Tag Archives: startups

What Fuels Growth? A Comparative Analysis of the Scaling Intensity of AI Start-ups

Schulte-Althoff, Matthias, Daniel Fuerstenau, Gene Moo Lee, Hannes Rothe, Robert Kauffman. “What Fuels Growth? A Comparative Analysis of the Scaling Intensity of AI Start-ups”. Working Paper. [ResearchGate]

  • Previous title: “A Scaling Perspective on AI startup”
  • Presented at HICSS 2021 (SITES mini-track), Copenhagen Business School 2021, FU Berlin 2021, University of Cologne 2021, University of Bremen 2021, Humboldt Institute for Internet and Society 2021, WITS 2022

We examine how firm revenue scales with labor for revenue-per-employee (RPE) and is moderated by firm-level AI investment. We compare AI start-ups, in which AI provides a competitive advantage, with digital platforms and service start-ups. We use propensity score matching to explain the scaling of start-ups and find evidence for sublinear scaling intensity for revenue as a function of labor. Our study suggests similar scaling intensities between AI and service start-ups, while platform start-ups produce higher scaling intensities. We show that an increase in employee counts is associated with major revenue increases for platform start-ups, while increases were modest for service and AI start-ups.

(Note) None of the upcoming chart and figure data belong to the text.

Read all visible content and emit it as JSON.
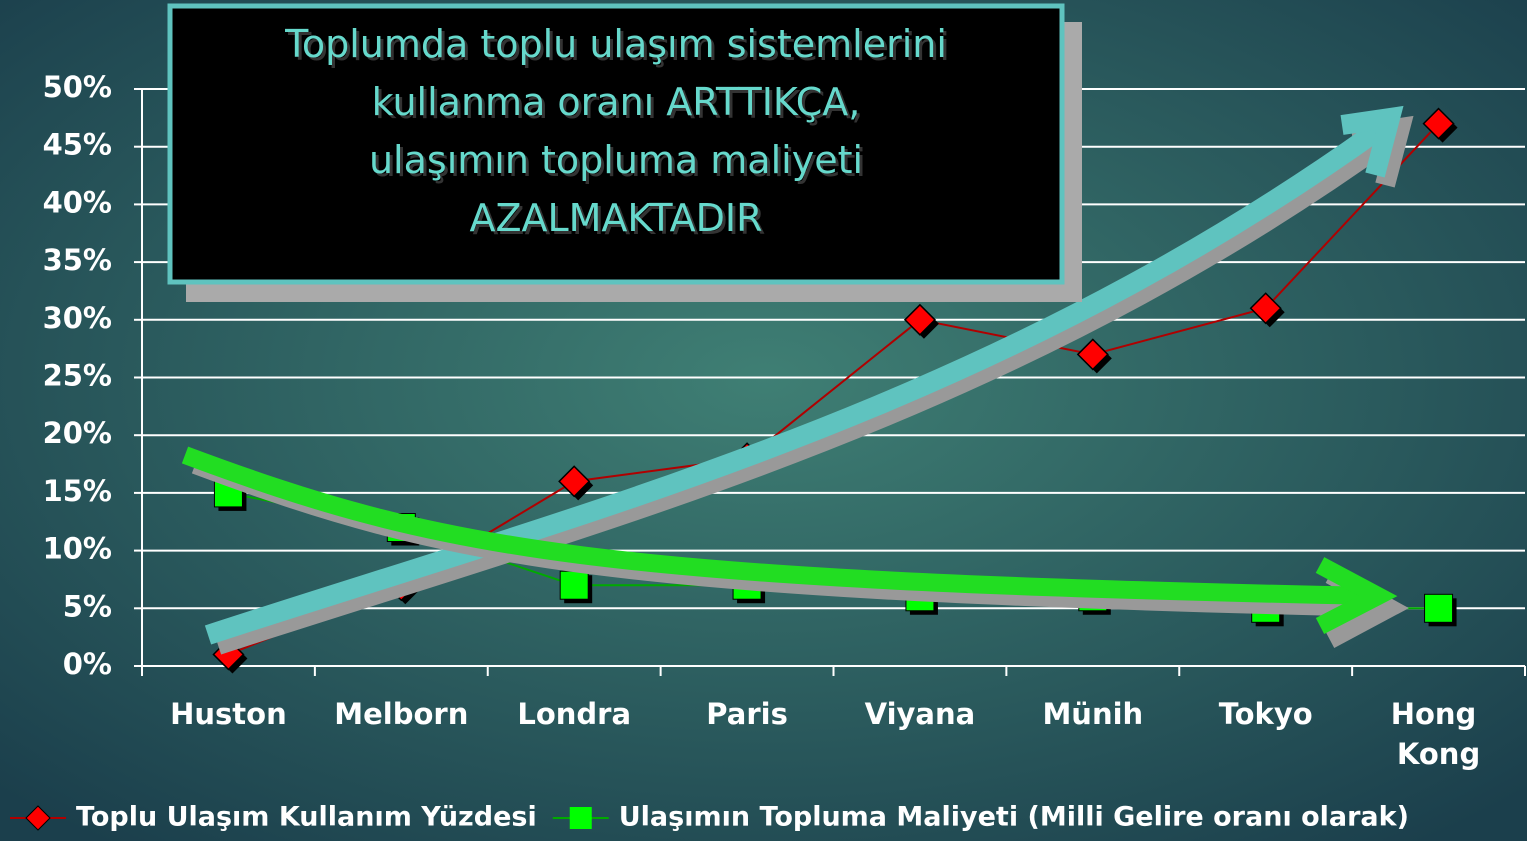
{
  "chart_data": {
    "type": "line",
    "annotation": [
      "Toplumda toplu ulaşım sistemlerini",
      "kullanma oranı ARTTIKÇA,",
      "ulaşımın topluma maliyeti",
      "AZALMAKTADIR"
    ],
    "categories": [
      "Huston",
      "Melborn",
      "Londra",
      "Paris",
      "Viyana",
      "Münih",
      "Tokyo",
      "Hong Kong"
    ],
    "series": [
      {
        "name": "Toplu Ulaşım Kullanım Yüzdesi",
        "color": "#ff0000",
        "marker": "diamond",
        "values": [
          1,
          7,
          16,
          18,
          30,
          27,
          31,
          47
        ]
      },
      {
        "name": "Ulaşımın Topluma Maliyeti (Milli Gelire oranı olarak)",
        "color": "#00ff00",
        "marker": "square",
        "values": [
          15,
          12,
          7,
          7,
          6,
          6,
          5,
          5
        ]
      }
    ],
    "ylim": [
      0,
      50
    ],
    "yticks": [
      {
        "value": 0,
        "label": "0%"
      },
      {
        "value": 5,
        "label": "5%"
      },
      {
        "value": 10,
        "label": "10%"
      },
      {
        "value": 15,
        "label": "15%"
      },
      {
        "value": 20,
        "label": "20%"
      },
      {
        "value": 25,
        "label": "25%"
      },
      {
        "value": 30,
        "label": "30%"
      },
      {
        "value": 35,
        "label": "35%"
      },
      {
        "value": 40,
        "label": "40%"
      },
      {
        "value": 45,
        "label": "45%"
      },
      {
        "value": 50,
        "label": "50%"
      }
    ],
    "grid": true,
    "legend": "bottom"
  }
}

On the Heterogeneity of Startup Tech Stacks

Schulte-Althoff, Matthias, Kai Schewina, Gene Moo Lee, Daniel Fuerstenau. “On the Heterogeneity of Startup Tech Stacks”. Working Paper [HICSS version]

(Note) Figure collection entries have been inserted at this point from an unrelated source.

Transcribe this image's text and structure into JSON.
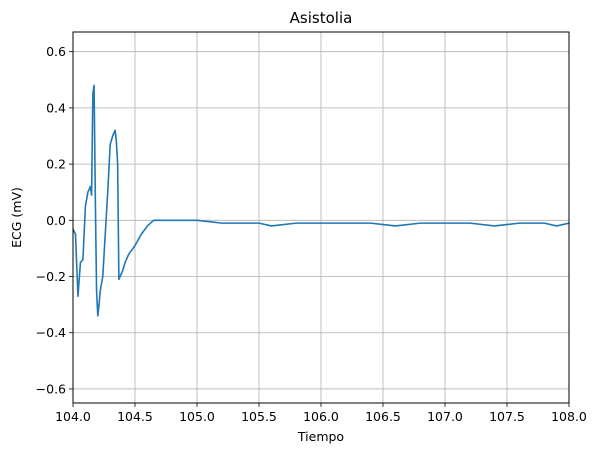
{
  "chart_data": {
    "type": "line",
    "title": "Asistolia",
    "xlabel": "Tiempo",
    "ylabel": "ECG (mV)",
    "xlim": [
      104.0,
      108.0
    ],
    "ylim": [
      -0.65,
      0.67
    ],
    "xticks": [
      104.0,
      104.5,
      105.0,
      105.5,
      106.0,
      106.5,
      107.0,
      107.5,
      108.0
    ],
    "xtick_labels": [
      "104.0",
      "104.5",
      "105.0",
      "105.5",
      "106.0",
      "106.5",
      "107.0",
      "107.5",
      "108.0"
    ],
    "yticks": [
      -0.6,
      -0.4,
      -0.2,
      0.0,
      0.2,
      0.4,
      0.6
    ],
    "ytick_labels": [
      "−0.6",
      "−0.4",
      "−0.2",
      "0.0",
      "0.2",
      "0.4",
      "0.6"
    ],
    "grid": true,
    "line_color": "#1f77b4",
    "grid_color": "#b0b0b0",
    "series": [
      {
        "x": [
          104.0,
          104.02,
          104.04,
          104.06,
          104.08,
          104.1,
          104.12,
          104.14,
          104.15,
          104.16,
          104.17,
          104.18,
          104.19,
          104.2,
          104.21,
          104.22,
          104.24,
          104.26,
          104.28,
          104.3,
          104.32,
          104.34,
          104.35,
          104.36,
          104.37,
          104.38,
          104.4,
          104.42,
          104.45,
          104.5,
          104.55,
          104.6,
          104.65,
          104.7,
          104.8,
          104.9,
          105.0,
          105.2,
          105.4,
          105.5,
          105.6,
          105.8,
          106.0,
          106.2,
          106.4,
          106.6,
          106.8,
          107.0,
          107.2,
          107.4,
          107.6,
          107.8,
          107.9,
          108.0
        ],
        "y": [
          -0.03,
          -0.05,
          -0.27,
          -0.15,
          -0.14,
          0.05,
          0.1,
          0.12,
          0.09,
          0.45,
          0.48,
          0.08,
          -0.25,
          -0.34,
          -0.3,
          -0.25,
          -0.2,
          -0.05,
          0.1,
          0.27,
          0.3,
          0.32,
          0.28,
          0.2,
          -0.21,
          -0.2,
          -0.18,
          -0.15,
          -0.12,
          -0.09,
          -0.05,
          -0.02,
          0.0,
          0.0,
          0.0,
          0.0,
          0.0,
          -0.01,
          -0.01,
          -0.01,
          -0.02,
          -0.01,
          -0.01,
          -0.01,
          -0.01,
          -0.02,
          -0.01,
          -0.01,
          -0.01,
          -0.02,
          -0.01,
          -0.01,
          -0.02,
          -0.01
        ]
      }
    ]
  }
}
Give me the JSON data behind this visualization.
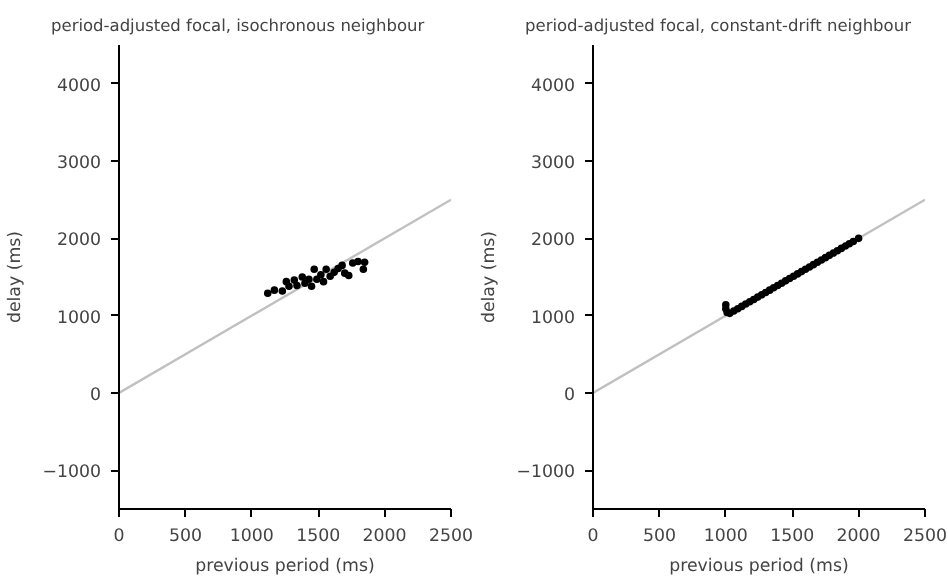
{
  "chart_data": [
    {
      "type": "scatter",
      "title": "period-adjusted focal, isochronous neighbour",
      "xlabel": "previous period (ms)",
      "ylabel": "delay (ms)",
      "xlim": [
        0,
        2500
      ],
      "ylim": [
        -1500,
        4500
      ],
      "xticks": [
        0,
        500,
        1000,
        1500,
        2000,
        2500
      ],
      "yticks": [
        {
          "value": -1000,
          "label": "−1000"
        },
        0,
        1000,
        2000,
        3000,
        4000
      ],
      "series": [
        {
          "type": "line",
          "color": "#c0c0c0",
          "x": [
            0,
            2500
          ],
          "values": [
            0,
            2500
          ]
        },
        {
          "marker": "circle",
          "color": "#000000",
          "x": [
            1120,
            1170,
            1230,
            1260,
            1280,
            1320,
            1340,
            1380,
            1400,
            1430,
            1450,
            1470,
            1490,
            1520,
            1540,
            1560,
            1590,
            1620,
            1650,
            1680,
            1700,
            1730,
            1760,
            1800,
            1840,
            1850
          ],
          "values": [
            1290,
            1330,
            1320,
            1440,
            1380,
            1460,
            1390,
            1500,
            1420,
            1470,
            1380,
            1600,
            1470,
            1530,
            1440,
            1600,
            1510,
            1560,
            1610,
            1650,
            1550,
            1520,
            1680,
            1700,
            1600,
            1690
          ]
        }
      ]
    },
    {
      "type": "scatter",
      "title": "period-adjusted focal, constant-drift neighbour",
      "xlabel": "previous period (ms)",
      "ylabel": "delay (ms)",
      "xlim": [
        0,
        2500
      ],
      "ylim": [
        -1500,
        4500
      ],
      "xticks": [
        0,
        500,
        1000,
        1500,
        2000,
        2500
      ],
      "yticks": [
        {
          "value": -1000,
          "label": "−1000"
        },
        0,
        1000,
        2000,
        3000,
        4000
      ],
      "series": [
        {
          "type": "line",
          "color": "#c0c0c0",
          "x": [
            0,
            2500
          ],
          "values": [
            0,
            2500
          ]
        },
        {
          "marker": "circle",
          "color": "#000000",
          "x": [
            1000,
            1000,
            1010,
            1030,
            1060,
            1090,
            1120,
            1150,
            1180,
            1210,
            1240,
            1270,
            1300,
            1330,
            1360,
            1390,
            1420,
            1450,
            1480,
            1510,
            1540,
            1570,
            1600,
            1630,
            1660,
            1690,
            1720,
            1750,
            1780,
            1810,
            1840,
            1870,
            1900,
            1930,
            1960,
            2000
          ],
          "values": [
            1140,
            1090,
            1040,
            1030,
            1060,
            1090,
            1120,
            1150,
            1180,
            1210,
            1240,
            1270,
            1300,
            1330,
            1360,
            1390,
            1420,
            1450,
            1480,
            1510,
            1540,
            1570,
            1600,
            1630,
            1660,
            1690,
            1720,
            1750,
            1780,
            1810,
            1840,
            1870,
            1900,
            1930,
            1960,
            2000
          ]
        }
      ]
    }
  ]
}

  • Presented in HICSS 2020 (Maui, HI)
  • Previous title: On the Heterogeneity of Digital Infrastructure in Entrepreneurial Ecosystems

Digital infrastructure is the backbone on which digital startups realize business opportunities, and the homogeneity or heterogeneity of the technological base can have significant downstream impacts on business risks, inflexibilities, and growth barriers. On the nexus of digital entrepreneurship and infrastructure studies, we suggest a conception of startup digital infrastructure as organized in tech stacks; tech stacks contain individual technological elements that are combined in a single startup, while the way this is done will be inspired by shared templates within the ecosystem. Given that there is limited understanding of the heterogeneity (or homogeneity) of startup tech stacks, we use public registry datasets from StackShare and Crunchbase to identify common tech stacks of startups. Through our analysis, we identify ten commonly used startup tech stacks, which we use to measure and analyze the heterogeneity of startup tech stacks and its antecedents. OLS regression analysis shows that a startup’s technologies’ interrelatedness, its age, and investor funding are associated with the heterogeneity of startup tech stacks. The overall analysis suggests that while startups may make individual choices regarding technology usage, there could be underlying commonalities and imprinting effects across startups, exposing them to common risks in terms of their digital infrastructures. This could pose important implications for startups, investors, and society at large

Toward a Better Measure of Business Proximity: Topic Modeling for Industry Intelligence (MISQ 2016)

Shi, Zhan, Gene Moo Lee, Andrew B. Whinston (2016) Toward a Better Measure of Business Proximity: Topic Modeling for Industry IntelligenceMIS Quarterly 40(4), pp. 1035-1056.

In this article, we propose a new data-analytic approach to measure firms’ dyadic business proximity. Specifically, our method analyzes the unstructured texts that describe firms’ businesses using the statistical learning technique of topic modeling, and constructs a novel business proximity measure based on the output. When compared with existent methods, our approach is scalable for large datasets and provides finer granularity on quantifying firms’ positions in the spaces of product, market, and technology. We then validate our business proximity measure in the context of industry intelligence and show the measure’s effectiveness in an empirical application of analyzing mergers and acquisitions in the U.S. high technology industry. Based on the research, we also build a cloud-based information system to facilitate competitive intelligence on the high technology industry.